As authorities in Dublin passed the year one review test, Public Sector Reform Minister Brendan Howlin claimed an agreement had been reached to use some profits from a swathe of privatisations.
But a spokesperson for the Troika - the European Commission (EC), International Monetary Fund (IMF) and European Central Bank (ECB) - denied such an arrangement has been signed off.
Mr Howlin claimed the Government had successfully reversed demands that profits go solely towards debt repayments and struck a new deal agreeing that a portion is used for employment.
"We have in previous interactions with the Troika been pushing this point," said Mr Howlin.
"When we came into Government, the position was that no money could be spent on anything except freeing up our debts.
"We have been consistent in pushing that and I'm glad to say we made progress in that regard."
Istvan Szekely, director of economic and financial affairs at the EC and spokesman for the Troika, argued that the Government was still in the process of drawing up plans for the sale of State assets, which will be submitted to Europe by the end of February.
The EC, IMF and ECB review team was in Dublin to announce that Ireland had met all the targets for year one of its 85 billion euro bailout package, meaning the next tranche of the bailout - 3.2 billion euro - can be released.
The EC, however, refused to back up the Minister's claims, saying that it is still waiting to see the strategic assets sale plan from the Government..
"When we see the plans we will encourage the authorities to be ambitious," Mr Szekely said.
"Once we see an ambitious programme there then we can sit down and discuss matters."
The Troika confirmed that the Government has been given more time to sell off its assets. It was originally feared that the EC, IMF and ECB would pressure Ireland into a firesale of companies, believed to include ESB, Bord Gais, Aer Lingus and Bord na Mona.
Mr Howlin insisted a timeline was never set and that by having more time, the Government will be able to make strategic decisions based on value for money.

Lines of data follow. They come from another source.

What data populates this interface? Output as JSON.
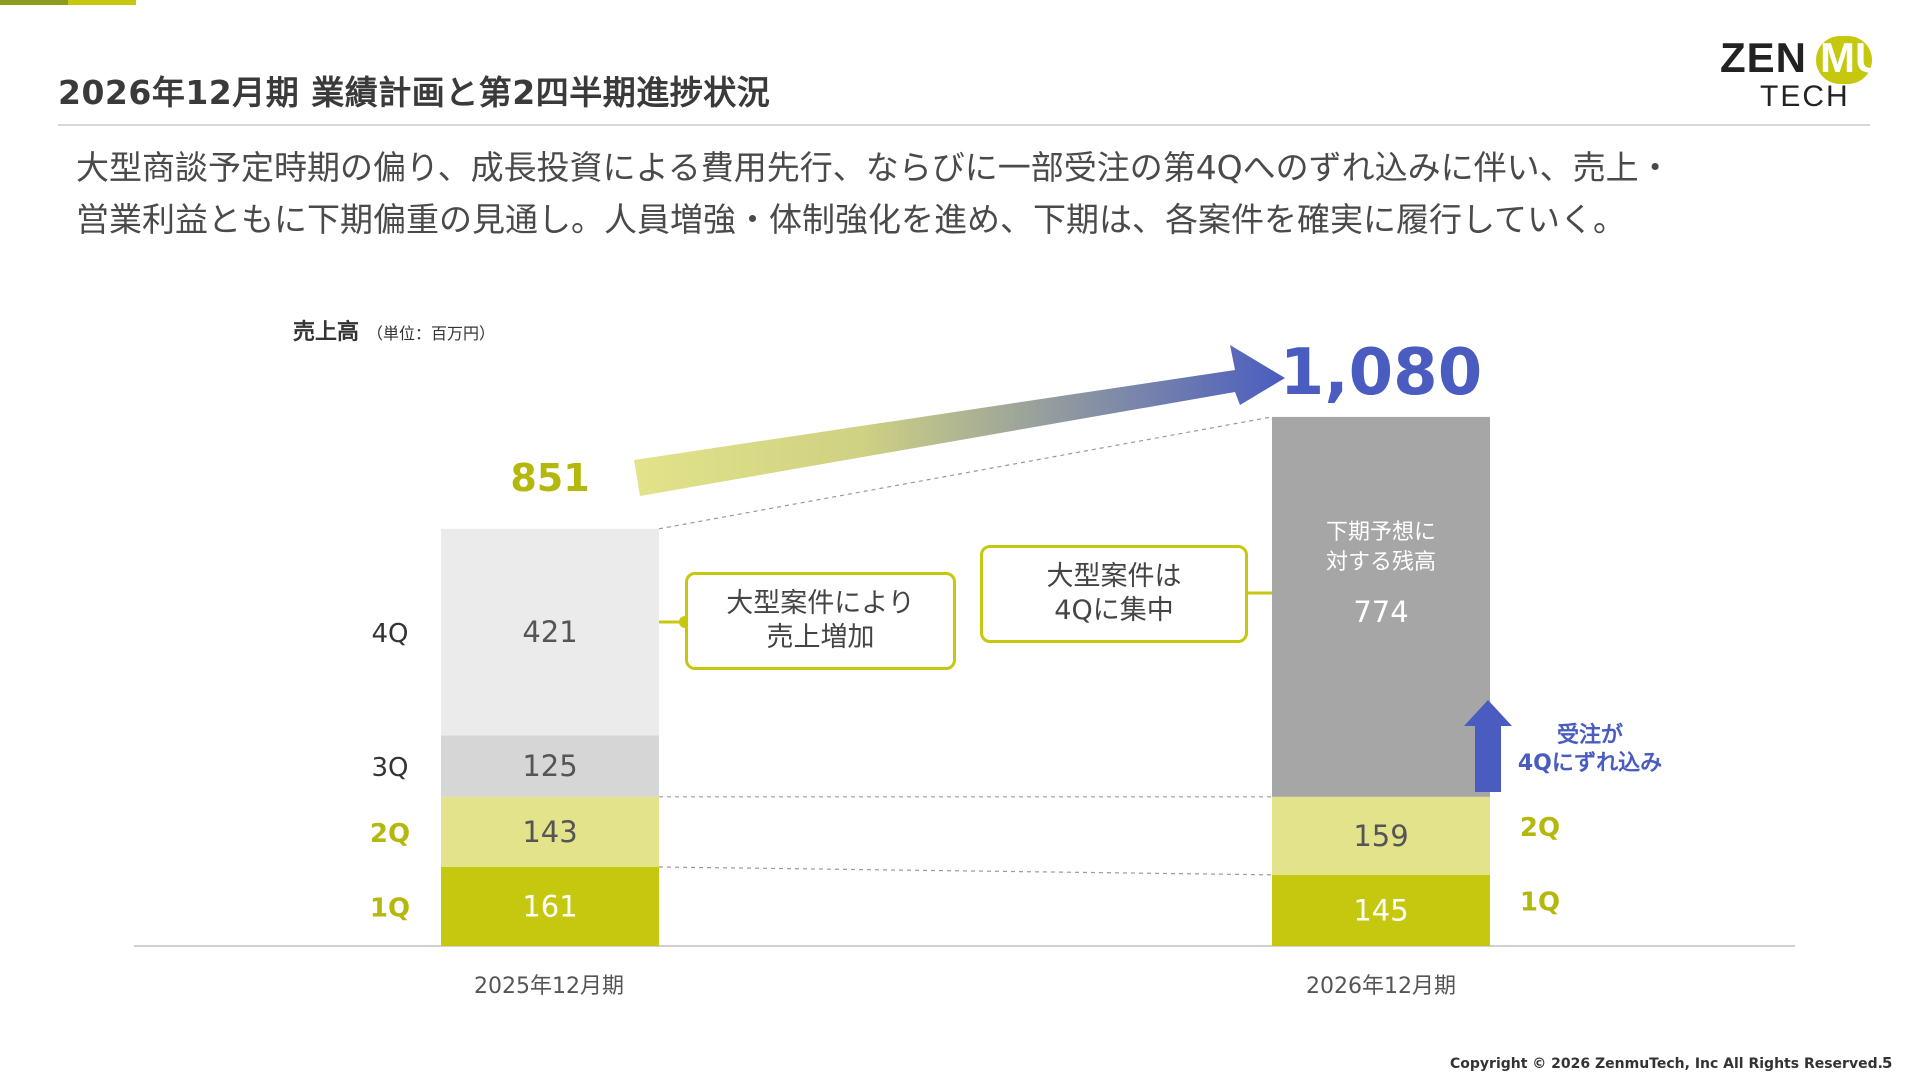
{
  "header": {
    "title": "2026年12月期 業績計画と第2四半期進捗状況",
    "logo_word": "ZENMU",
    "logo_sub": "TECH"
  },
  "summary": {
    "line1": "大型商談予定時期の偏り、成長投資による費用先行、ならびに一部受注の第4Qへのずれ込みに伴い、売上・",
    "line2": "営業利益ともに下期偏重の見通し。人員増強・体制強化を進め、下期は、各案件を確実に履行していく。"
  },
  "chart_data": {
    "type": "bar",
    "stacked": true,
    "ylabel": "売上高",
    "unit": "（単位：百万円）",
    "categories": [
      "2025年12月期",
      "2026年12月期"
    ],
    "totals": [
      851,
      1080
    ],
    "bars": [
      {
        "category": "2025年12月期",
        "segments": [
          {
            "label": "1Q",
            "value": 161,
            "color": "#c5c80e"
          },
          {
            "label": "2Q",
            "value": 143,
            "color": "#e2e38a"
          },
          {
            "label": "3Q",
            "value": 125,
            "color": "#d6d6d6"
          },
          {
            "label": "4Q",
            "value": 421,
            "color": "#ebebeb"
          }
        ]
      },
      {
        "category": "2026年12月期",
        "segments": [
          {
            "label": "1Q",
            "value": 145,
            "color": "#c5c80e"
          },
          {
            "label": "2Q",
            "value": 159,
            "color": "#e2e38a"
          },
          {
            "label": "下期予想に対する残高",
            "value": 774,
            "color": "#a6a6a6"
          }
        ]
      }
    ],
    "remaining_label_line1": "下期予想に",
    "remaining_label_line2": "対する残高",
    "colors": {
      "accent": "#c5c80e",
      "accent_light": "#e2e38a",
      "blue": "#4a5cc0",
      "gray_dark": "#a6a6a6"
    }
  },
  "callouts": {
    "left_line1": "大型案件により",
    "left_line2": "売上増加",
    "right_line1": "大型案件は",
    "right_line2": "4Qに集中"
  },
  "annotation": {
    "line1": "受注が",
    "line2": "4Qにずれ込み"
  },
  "footer": {
    "copyright": "Copyright © 2026 ZenmuTech, Inc All Rights Reserved.",
    "page": "5"
  }
}
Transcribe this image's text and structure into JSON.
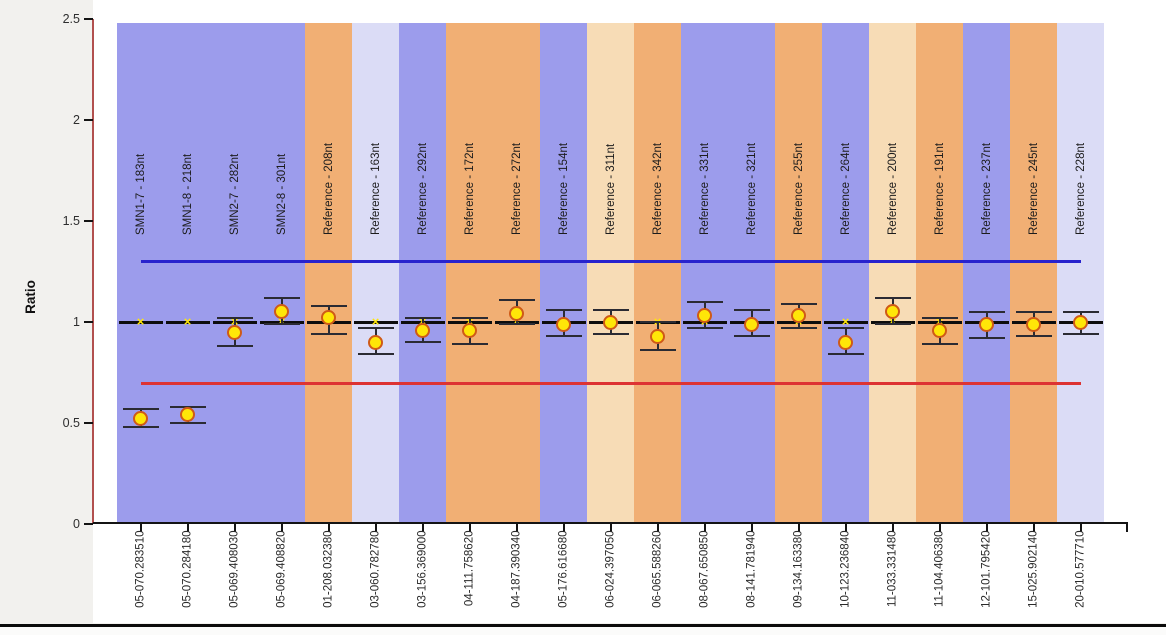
{
  "chart_data": {
    "type": "scatter",
    "title": "",
    "ylabel": "Ratio",
    "xlabel": "",
    "ylim": [
      0,
      2.5
    ],
    "yticks": [
      0,
      0.5,
      1,
      1.5,
      2,
      2.5
    ],
    "grid": false,
    "legend": "none",
    "reference_value": 1.0,
    "thresholds": {
      "upper": 1.3,
      "lower": 0.7
    },
    "columns": [
      {
        "probe": "SMN1-7 - 183nt",
        "sample": "05-070.283510",
        "band": "blue",
        "ratio": 0.52,
        "err_lo": 0.48,
        "err_hi": 0.57
      },
      {
        "probe": "SMN1-8 - 218nt",
        "sample": "05-070.284180",
        "band": "blue",
        "ratio": 0.54,
        "err_lo": 0.5,
        "err_hi": 0.58
      },
      {
        "probe": "SMN2-7 - 282nt",
        "sample": "05-069.408030",
        "band": "blue",
        "ratio": 0.95,
        "err_lo": 0.88,
        "err_hi": 1.02
      },
      {
        "probe": "SMN2-8 - 301nt",
        "sample": "05-069.408820",
        "band": "blue",
        "ratio": 1.05,
        "err_lo": 0.99,
        "err_hi": 1.12
      },
      {
        "probe": "Reference - 208nt",
        "sample": "01-208.032380",
        "band": "orange",
        "ratio": 1.02,
        "err_lo": 0.94,
        "err_hi": 1.08
      },
      {
        "probe": "Reference - 163nt",
        "sample": "03-060.782780",
        "band": "lavender",
        "ratio": 0.9,
        "err_lo": 0.84,
        "err_hi": 0.97
      },
      {
        "probe": "Reference - 292nt",
        "sample": "03-156.369000",
        "band": "blue",
        "ratio": 0.96,
        "err_lo": 0.9,
        "err_hi": 1.02
      },
      {
        "probe": "Reference - 172nt",
        "sample": "04-111.758620",
        "band": "orange",
        "ratio": 0.96,
        "err_lo": 0.89,
        "err_hi": 1.02
      },
      {
        "probe": "Reference - 272nt",
        "sample": "04-187.390340",
        "band": "orange",
        "ratio": 1.04,
        "err_lo": 0.99,
        "err_hi": 1.11
      },
      {
        "probe": "Reference - 154nt",
        "sample": "05-176.616680",
        "band": "blue",
        "ratio": 0.99,
        "err_lo": 0.93,
        "err_hi": 1.06
      },
      {
        "probe": "Reference - 311nt",
        "sample": "06-024.397050",
        "band": "cream",
        "ratio": 1.0,
        "err_lo": 0.94,
        "err_hi": 1.06
      },
      {
        "probe": "Reference - 342nt",
        "sample": "06-065.588260",
        "band": "orange",
        "ratio": 0.93,
        "err_lo": 0.86,
        "err_hi": 1.0
      },
      {
        "probe": "Reference - 331nt",
        "sample": "08-067.650850",
        "band": "blue",
        "ratio": 1.03,
        "err_lo": 0.97,
        "err_hi": 1.1
      },
      {
        "probe": "Reference - 321nt",
        "sample": "08-141.781940",
        "band": "blue",
        "ratio": 0.99,
        "err_lo": 0.93,
        "err_hi": 1.06
      },
      {
        "probe": "Reference - 255nt",
        "sample": "09-134.163380",
        "band": "orange",
        "ratio": 1.03,
        "err_lo": 0.97,
        "err_hi": 1.09
      },
      {
        "probe": "Reference - 264nt",
        "sample": "10-123.236840",
        "band": "blue",
        "ratio": 0.9,
        "err_lo": 0.84,
        "err_hi": 0.97
      },
      {
        "probe": "Reference - 200nt",
        "sample": "11-033.331480",
        "band": "cream",
        "ratio": 1.05,
        "err_lo": 0.99,
        "err_hi": 1.12
      },
      {
        "probe": "Reference - 191nt",
        "sample": "11-104.406380",
        "band": "orange",
        "ratio": 0.96,
        "err_lo": 0.89,
        "err_hi": 1.02
      },
      {
        "probe": "Reference - 237nt",
        "sample": "12-101.795420",
        "band": "blue",
        "ratio": 0.99,
        "err_lo": 0.92,
        "err_hi": 1.05
      },
      {
        "probe": "Reference - 245nt",
        "sample": "15-025.902140",
        "band": "orange",
        "ratio": 0.99,
        "err_lo": 0.93,
        "err_hi": 1.05
      },
      {
        "probe": "Reference - 228nt",
        "sample": "20-010.577710",
        "band": "lavender",
        "ratio": 1.0,
        "err_lo": 0.94,
        "err_hi": 1.05
      }
    ],
    "colors": {
      "band_blue": "#9c9cec",
      "band_orange": "#f1af74",
      "band_lavender": "#dbdcf6",
      "band_cream": "#f7dcb6",
      "threshold_upper": "#2823cd",
      "threshold_lower": "#dd3333",
      "marker_fill": "#ffe608",
      "marker_stroke": "#cf5a17",
      "reference_marker": "#0d0d0d",
      "y_axis_line": "#b2504e"
    }
  }
}
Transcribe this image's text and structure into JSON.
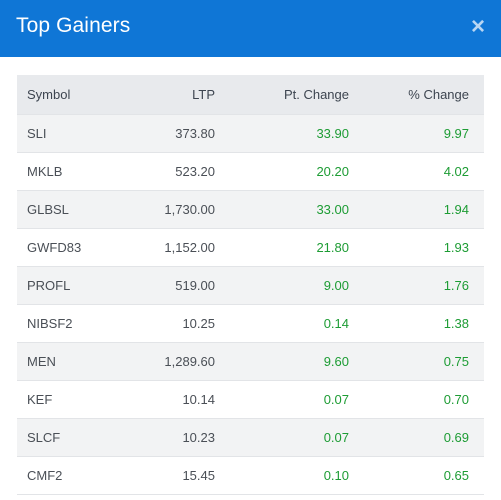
{
  "modal": {
    "title": "Top Gainers",
    "close_label": "×"
  },
  "table": {
    "headers": {
      "symbol": "Symbol",
      "ltp": "LTP",
      "pt_change": "Pt. Change",
      "pct_change": "% Change"
    },
    "rows": [
      {
        "symbol": "SLI",
        "ltp": "373.80",
        "pt_change": "33.90",
        "pct_change": "9.97"
      },
      {
        "symbol": "MKLB",
        "ltp": "523.20",
        "pt_change": "20.20",
        "pct_change": "4.02"
      },
      {
        "symbol": "GLBSL",
        "ltp": "1,730.00",
        "pt_change": "33.00",
        "pct_change": "1.94"
      },
      {
        "symbol": "GWFD83",
        "ltp": "1,152.00",
        "pt_change": "21.80",
        "pct_change": "1.93"
      },
      {
        "symbol": "PROFL",
        "ltp": "519.00",
        "pt_change": "9.00",
        "pct_change": "1.76"
      },
      {
        "symbol": "NIBSF2",
        "ltp": "10.25",
        "pt_change": "0.14",
        "pct_change": "1.38"
      },
      {
        "symbol": "MEN",
        "ltp": "1,289.60",
        "pt_change": "9.60",
        "pct_change": "0.75"
      },
      {
        "symbol": "KEF",
        "ltp": "10.14",
        "pt_change": "0.07",
        "pct_change": "0.70"
      },
      {
        "symbol": "SLCF",
        "ltp": "10.23",
        "pt_change": "0.07",
        "pct_change": "0.69"
      },
      {
        "symbol": "CMF2",
        "ltp": "15.45",
        "pt_change": "0.10",
        "pct_change": "0.65"
      }
    ]
  },
  "colors": {
    "header_bg": "#0f76d6",
    "positive": "#1d9c34"
  }
}
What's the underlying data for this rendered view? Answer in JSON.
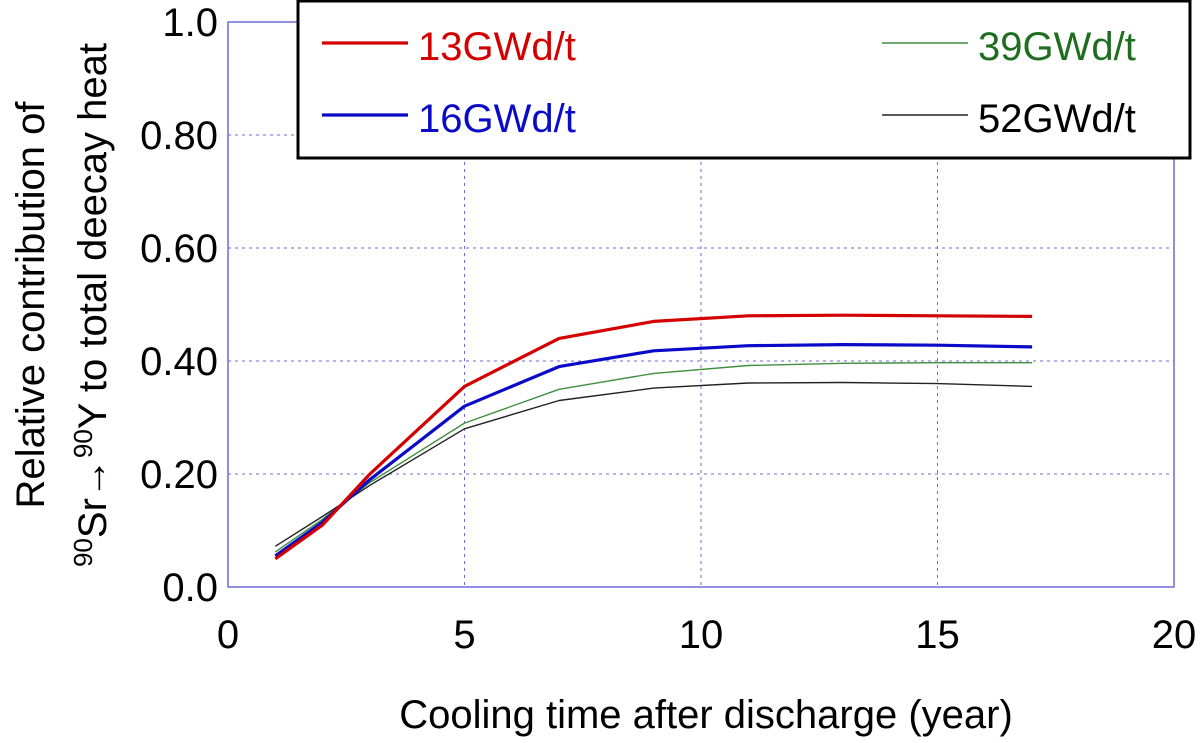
{
  "chart_data": {
    "type": "line",
    "xlabel": "Cooling time after discharge (year)",
    "ylabel_line1": "Relative contribution of",
    "ylabel_line2": {
      "sup1": "90",
      "el1": "Sr",
      "arrow": "→",
      "sup2": "90",
      "el2": "Y to total deecay heat"
    },
    "xlim": [
      0,
      20
    ],
    "ylim": [
      0,
      1.0
    ],
    "x_ticks": [
      0,
      5,
      10,
      15,
      20
    ],
    "x_tick_labels": [
      "0",
      "5",
      "10",
      "15",
      "20"
    ],
    "y_ticks": [
      0,
      0.2,
      0.4,
      0.6,
      0.8,
      1.0
    ],
    "y_tick_labels": [
      "0.0",
      "0.20",
      "0.40",
      "0.60",
      "0.80",
      "1.0"
    ],
    "grid": true,
    "legend_position": "top-right",
    "series": [
      {
        "name": "13GWd/t",
        "color": "#d40000",
        "line_weight": "thick",
        "x": [
          1,
          2,
          3,
          5,
          7,
          9,
          11,
          13,
          15,
          17
        ],
        "y": [
          0.05,
          0.11,
          0.2,
          0.355,
          0.44,
          0.47,
          0.48,
          0.481,
          0.48,
          0.479
        ]
      },
      {
        "name": "16GWd/t",
        "color": "#0a0ac8",
        "line_weight": "thick",
        "x": [
          1,
          2,
          3,
          5,
          7,
          9,
          11,
          13,
          15,
          17
        ],
        "y": [
          0.055,
          0.115,
          0.19,
          0.32,
          0.39,
          0.418,
          0.427,
          0.429,
          0.428,
          0.425
        ]
      },
      {
        "name": "39GWd/t",
        "color": "#3f8f3f",
        "line_weight": "thin",
        "x": [
          1,
          2,
          3,
          5,
          7,
          9,
          11,
          13,
          15,
          17
        ],
        "y": [
          0.062,
          0.12,
          0.185,
          0.29,
          0.35,
          0.378,
          0.392,
          0.396,
          0.397,
          0.397
        ]
      },
      {
        "name": "52GWd/t",
        "color": "#222222",
        "line_weight": "thin",
        "x": [
          1,
          2,
          3,
          5,
          7,
          9,
          11,
          13,
          15,
          17
        ],
        "y": [
          0.072,
          0.125,
          0.18,
          0.28,
          0.33,
          0.352,
          0.361,
          0.362,
          0.36,
          0.355
        ]
      }
    ]
  }
}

"There was no requirement by the end of 2011 to sell any State assets. What's understood is there will be an ambitious programme of State asset sales and we are working towards that," he went on.
"We're not going to do any fire sales and we are not going to do anything that would strategically damage the economy's means of going forward."
Mr Szekely said the economy is expected to continue to grow in 2012.
"The Irish economy has returned to growth reaching 1pc and is expected to grow in 2012, albeit at a slower rate than we predicted before at some 0.5pc," he added.
He also confirmed that the Government was well within its fiscal deficit target of 10.6pc, reaching 10pc.
Meanwhile, the Government has faced continued criticism from the opposition over the austerity measures imposed in order to meet its bailout masters' targets.
Sinn Fein, Fianna Fail and Independent TDs have argued that it has allowed the Troika to dictate budgetary measures - at the expense of Irish citizens who have been forced to endure severe cuts to education, health and social welfare.
Up to 3,000 teachers, parents and pupils from south inner city Dublin marched in opposition to the Government's cuts, protesting that disadvantaged schools are being unfairly attacked.